Le règlement de la Commission européenne en date du 5 janvier 2016 est censé apporter un certain nombre de réponses aux difficultés rencontrées dans le fonctionnement de ces forums. Ce texte a trois ambitions, souligne Cécile Rousseau d'Atout Reach : la transparence, l'équité et la non-discrimination. Elodie Simon, avocate au cabinet Jones Day, pointe toutefois la volonté du législateur européen de s'ingérer dans les échanges contractuels entre les membres des Sief en imposant des obligations, y compris aux forums existants. Ce qui lui semble contradictoire avec la liberté contractuelle affirmée en 2007 par les guides de l'Echa.

Concernant la transparence, le texte précise le contenu de l'accord de partage des données qui doit contenir une énumération détaillée des données à échanger et des coûts avec leur justification, ainsi qu'un modèle de répartition de ces derniers incluant un mécanisme de remboursement. "Ceci va nécessiter de rééplucher les dossiers", relève la responsable d'Atout Reach. Le règlement impose également la présentation annuelle d'une documentation sur les coûts supportés dans le cadre de l'accord de partage de données, qui doit être conservée au minimum douze ans par les déclarants. Une mesure d'assainissement saluée par Cécile Rousseau.

Concernant maintenant l'équité et la non-discrimination, le règlement prévoit qu'un déclarant ne doit payer que ce dont il a besoin, résume cette dernière. Le texte donne des précisions sur le modèle de partage des coûts, les cas de désaccord entre parties, les cas de dérogation à l'obligation d'un mécanisme de remboursement ou encore l'hypothèse de cessation d'activité du déclarant. Mais de nombreuses inconnues persistent malgré tout, relève Mme Rousseau, liées notamment au nombre de déclarants ou encore à l'évolution future des exigences.

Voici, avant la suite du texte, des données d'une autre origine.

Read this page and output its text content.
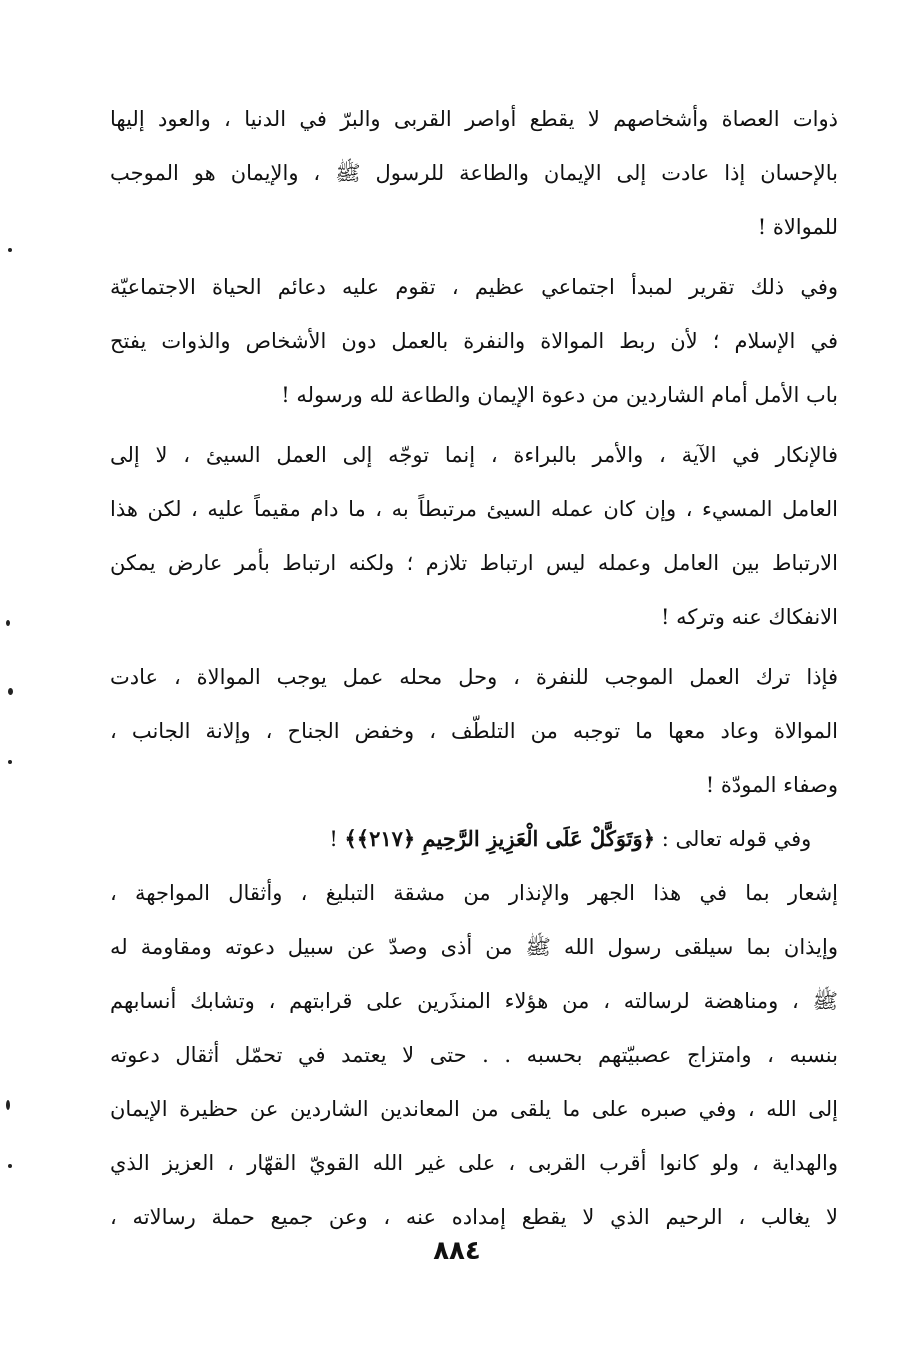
ذوات العصاة وأشخاصهم لا يقطع أواصر القربى والبرّ في الدنيا ، والعود إليها
بالإحسان إذا عادت إلى الإيمان والطاعة للرسول ﷺ ، والإيمان هو الموجب
للموالاة !
وفي ذلك تقرير لمبدأ اجتماعي عظيم ، تقوم عليه دعائم الحياة الاجتماعيّة
في الإسلام ؛ لأن ربط الموالاة والنفرة بالعمل دون الأشخاص والذوات يفتح
باب الأمل أمام الشاردين من دعوة الإيمان والطاعة لله ورسوله !
فالإنكار في الآية ، والأمر بالبراءة ، إنما توجّه إلى العمل السيئ ، لا إلى
العامل المسيء ، وإن كان عمله السيئ مرتبطاً به ، ما دام مقيماً عليه ، لكن هذا
الارتباط بين العامل وعمله ليس ارتباط تلازم ؛ ولكنه ارتباط بأمر عارض يمكن
الانفكاك عنه وتركه !
فإذا ترك العمل الموجب للنفرة ، وحل محله عمل يوجب الموالاة ، عادت
الموالاة وعاد معها ما توجبه من التلطّف ، وخفض الجناح ، وإلانة الجانب ،
وصفاء المودّة !
وفي قوله تعالى : ﴿وَتَوَكَّلْ عَلَى الْعَزِيزِ الرَّحِيمِ ﴿٢١٧﴾﴾ !
إشعار بما في هذا الجهر والإنذار من مشقة التبليغ ، وأثقال المواجهة ،
وإيذان بما سيلقى رسول الله ﷺ من أذى وصدّ عن سبيل دعوته ومقاومة له
ﷺ ، ومناهضة لرسالته ، من هؤلاء المنذَرين على قرابتهم ، وتشابك أنسابهم
بنسبه ، وامتزاج عصبيّتهم بحسبه . . حتى لا يعتمد في تحمّل أثقال دعوته
إلى الله ، وفي صبره على ما يلقى من المعاندين الشاردين عن حظيرة الإيمان
والهداية ، ولو كانوا أقرب القربى ، على غير الله القويّ القهّار ، العزيز الذي
لا يغالب ، الرحيم الذي لا يقطع إمداده عنه ، وعن جميع حملة رسالاته ،
٨٨٤
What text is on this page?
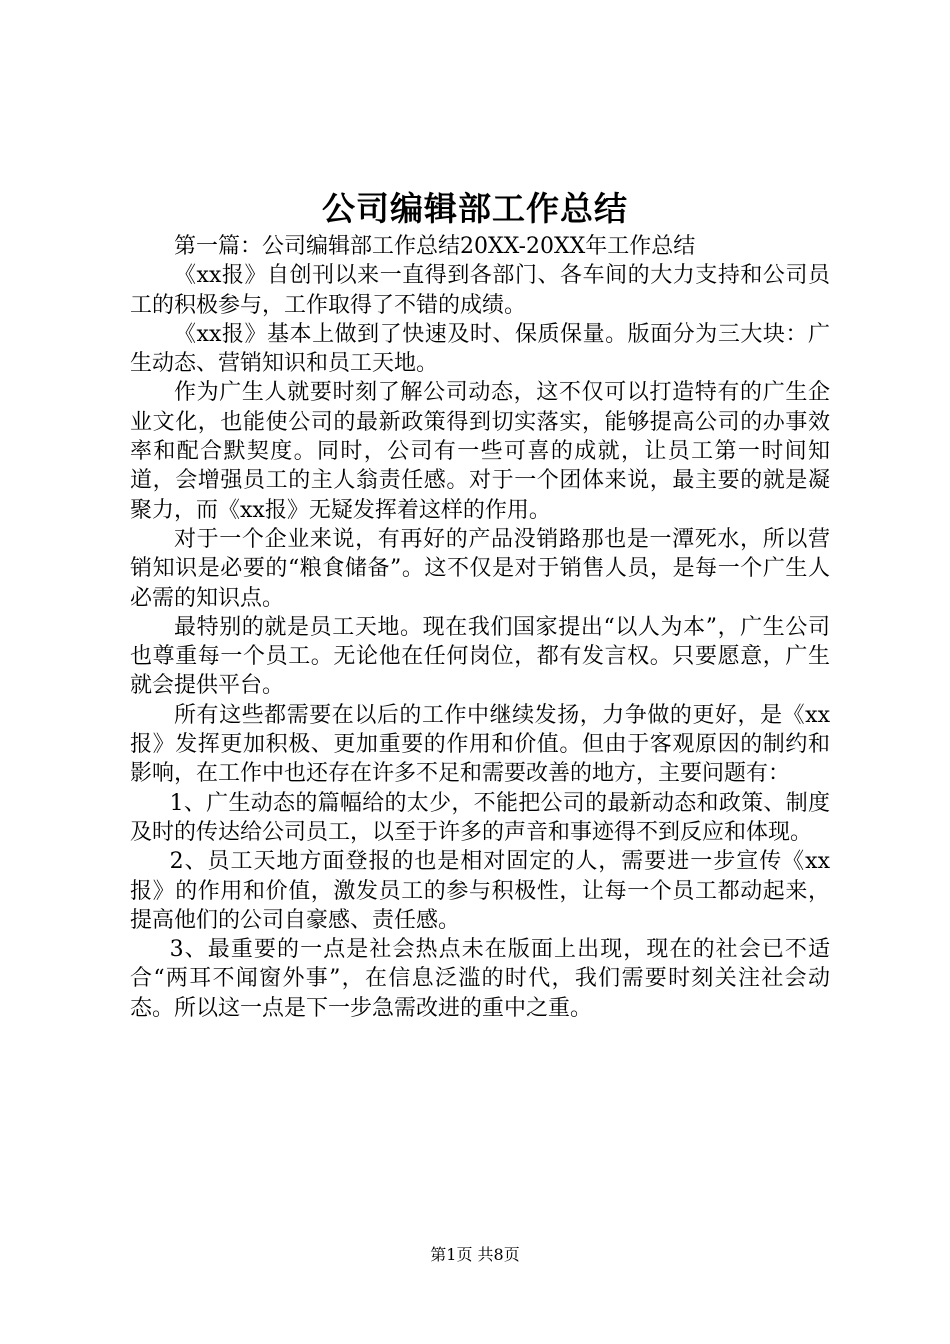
公司编辑部工作总结

第一篇：公司编辑部工作总结20XX-20XX年工作总结

《xx报》自创刊以来一直得到各部门、各车间的大力支持和公司员工的积极参与，工作取得了不错的成绩。

《xx报》基本上做到了快速及时、保质保量。版面分为三大块：广生动态、营销知识和员工天地。

作为广生人就要时刻了解公司动态，这不仅可以打造特有的广生企业文化，也能使公司的最新政策得到切实落实，能够提高公司的办事效率和配合默契度。同时，公司有一些可喜的成就，让员工第一时间知道，会增强员工的主人翁责任感。对于一个团体来说，最主要的就是凝聚力，而《xx报》无疑发挥着这样的作用。

对于一个企业来说，有再好的产品没销路那也是一潭死水，所以营销知识是必要的“粮食储备”。这不仅是对于销售人员，是每一个广生人必需的知识点。

最特别的就是员工天地。现在我们国家提出“以人为本”，广生公司也尊重每一个员工。无论他在任何岗位，都有发言权。只要愿意，广生就会提供平台。

所有这些都需要在以后的工作中继续发扬，力争做的更好，是《xx报》发挥更加积极、更加重要的作用和价值。但由于客观原因的制约和影响，在工作中也还存在许多不足和需要改善的地方，主要问题有：

1、广生动态的篇幅给的太少，不能把公司的最新动态和政策、制度及时的传达给公司员工，以至于许多的声音和事迹得不到反应和体现。

2、员工天地方面登报的也是相对固定的人，需要进一步宣传《xx报》的作用和价值，激发员工的参与积极性，让每一个员工都动起来，提高他们的公司自豪感、责任感。

3、最重要的一点是社会热点未在版面上出现，现在的社会已不适合“两耳不闻窗外事”，在信息泛滥的时代，我们需要时刻关注社会动态。所以这一点是下一步急需改进的重中之重。

第1页 共8页
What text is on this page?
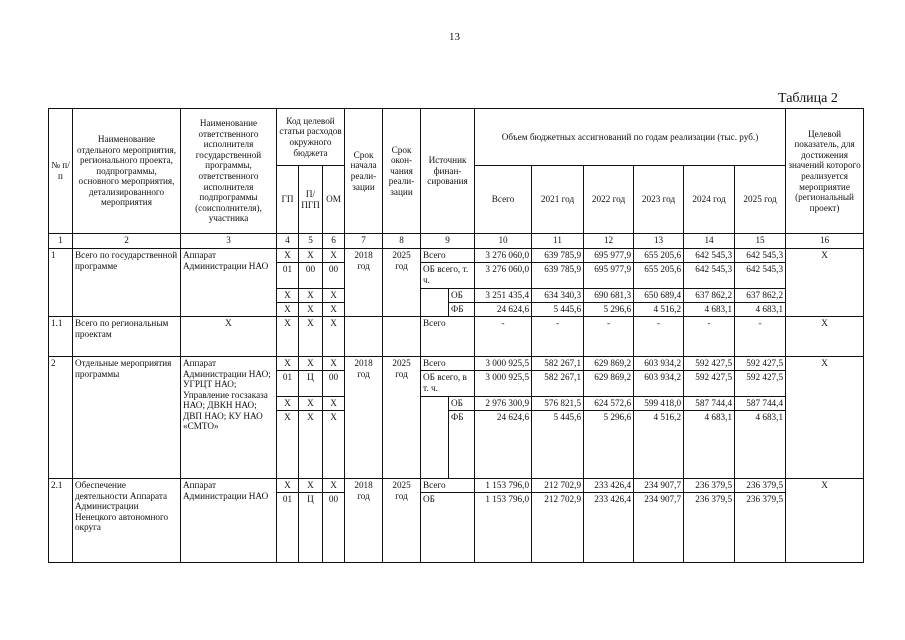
13
Таблица 2
№ п/п	Наименование отдельного мероприятия, регионального проекта, подпрограммы, основного мероприятия, детализированного мероприятия	Наименование ответственного исполнителя государственной программы, ответственного исполнителя подпрограммы (соисполнителя), участника	Код целевой статьи расходов окружного бюджета			Срок начала реали-зации	Срок окон-чания реали-зации	Источник финан-сирования		Объем бюджетных ассигнований по годам реализации (тыс. руб.)						Целевой показатель, для достижения значений которого реализуется мероприятие (региональный проект)
			ГП	П/ ПГП	ОМ					Всего	2021 год	2022 год	2023 год	2024 год	2025 год	
1	2	3	4	5	6	7	8	9		10	11	12	13	14	15	16
1	Всего по государственной программе	Аппарат Администрации НАО	Х	Х	Х	2018 год	2025 год	Всего		3 276 060,0	639 785,9	695 977,9	655 205,6	642 545,3	642 545,3	Х
			01	00	00			ОБ всего, т. ч.		3 276 060,0	639 785,9	695 977,9	655 205,6	642 545,3	642 545,3	
			Х	Х	Х				ОБ	3 251 435,4	634 340,3	690 681,3	650 689,4	637 862,2	637 862,2	
			Х	Х	Х				ФБ	24 624,6	5 445,6	5 296,6	4 516,2	4 683,1	4 683,1	
1.1	Всего по региональным проектам	Х	Х	Х	Х			Всего		-	-	-	-	-	-	Х
2	Отдельные мероприятия программы	Аппарат Администрации НАО; УГРЦТ НАО; Управление госзаказа НАО; ДВКН НАО; ДВП НАО; КУ НАО «СМТО»	Х	Х	Х	2018 год	2025 год	Всего		3 000 925,5	582 267,1	629 869,2	603 934,2	592 427,5	592 427,5	Х
			01	Ц	00			ОБ всего, в т. ч.		3 000 925,5	582 267,1	629 869,2	603 934,2	592 427,5	592 427,5	
			Х	Х	Х				ОБ	2 976 300,9	576 821,5	624 572,6	599 418,0	587 744,4	587 744,4	
			Х	Х	Х				ФБ	24 624,6	5 445,6	5 296,6	4 516,2	4 683,1	4 683,1	
2.1	Обеспечение деятельности Аппарата Администрации Ненецкого автономного округа	Аппарат Администрации НАО	Х	Х	Х	2018 год	2025 год	Всего		1 153 796,0	212 702,9	233 426,4	234 907,7	236 379,5	236 379,5	Х
			01	Ц	00			ОБ		1 153 796,0	212 702,9	233 426,4	234 907,7	236 379,5	236 379,5	
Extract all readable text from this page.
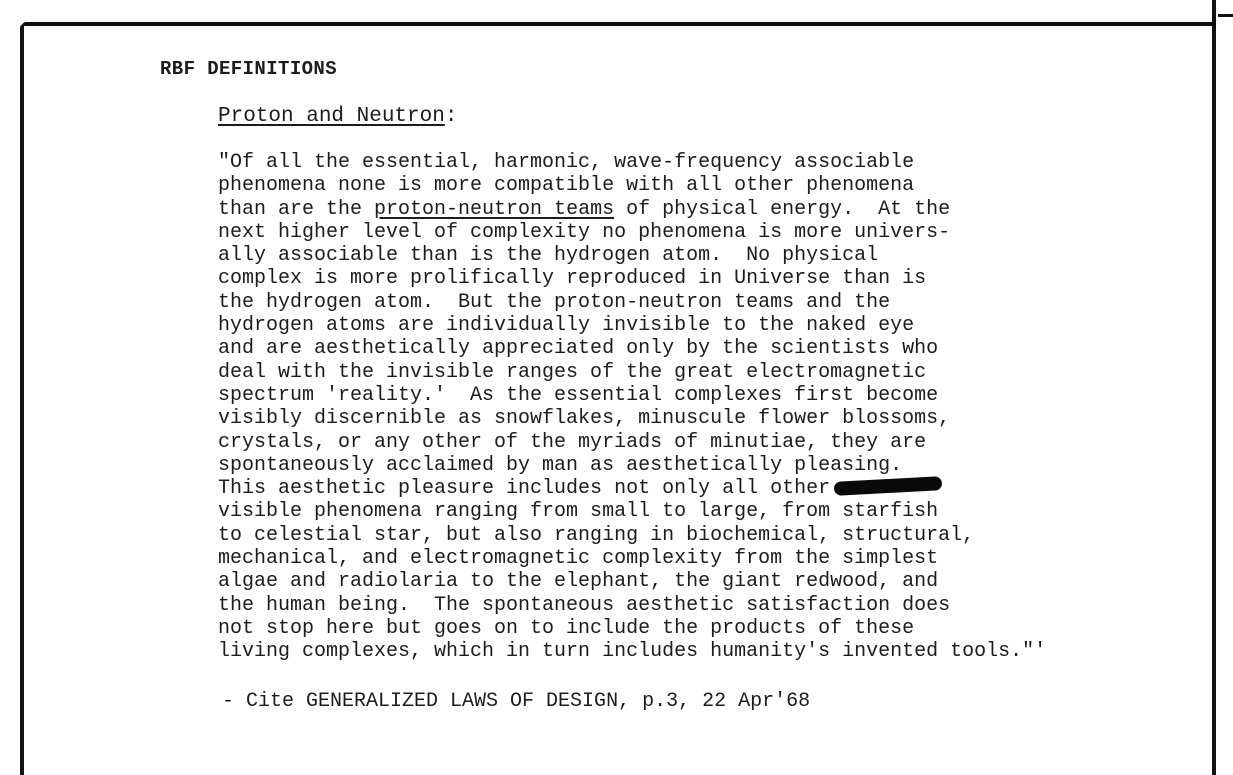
RBF DEFINITIONS
Proton and Neutron:
"Of all the essential, harmonic, wave-frequency associable
phenomena none is more compatible with all other phenomena
than are the proton-neutron teams of physical energy.  At the
next higher level of complexity no phenomena is more univers-
ally associable than is the hydrogen atom.  No physical
complex is more prolifically reproduced in Universe than is
the hydrogen atom.  But the proton-neutron teams and the
hydrogen atoms are individually invisible to the naked eye
and are aesthetically appreciated only by the scientists who
deal with the invisible ranges of the great electromagnetic
spectrum 'reality.'  As the essential complexes first become
visibly discernible as snowflakes, minuscule flower blossoms,
crystals, or any other of the myriads of minutiae, they are
spontaneously acclaimed by man as aesthetically pleasing.
This aesthetic pleasure includes not only all other
visible phenomena ranging from small to large, from starfish
to celestial star, but also ranging in biochemical, structural,
mechanical, and electromagnetic complexity from the simplest
algae and radiolaria to the elephant, the giant redwood, and
the human being.  The spontaneous aesthetic satisfaction does
not stop here but goes on to include the products of these
living complexes, which in turn includes humanity's invented tools."'
- Cite GENERALIZED LAWS OF DESIGN, p.3, 22 Apr'68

Le règlement devrait également avoir un impact sur le règlement des litiges. L'Echa devra tenir compte du respect par les parties des obligations fixées par ce texte. Les décisions de la chambre des recours de l'agence pourraient se fonder sur des critères plus objectifs, estime l'avocate Elodie Simon, qui pointe toutefois l'hétérogénéité des sanctions dans la mesure où elles restent fixées par chaque Etat membre et non par la Commission.

Reste maintenant à voir si ce règlement permettra de faciliter le fonctionnement des forums ou s'il rajoute des contraintes pas forcément utiles pour satisfaire l'objectif final de cette réglementation qui, tient à rappeler Christel Musset de l'Echa, reste l'amélioration de la connaissance des produits. En tout état de cause, estime Cécile Rousseau, il est impératif de documenter tous les échanges, de se préparer à investir beaucoup de temps, de ne jamais rompre l'échange en cas de désaccord et… de savoir réagir vite.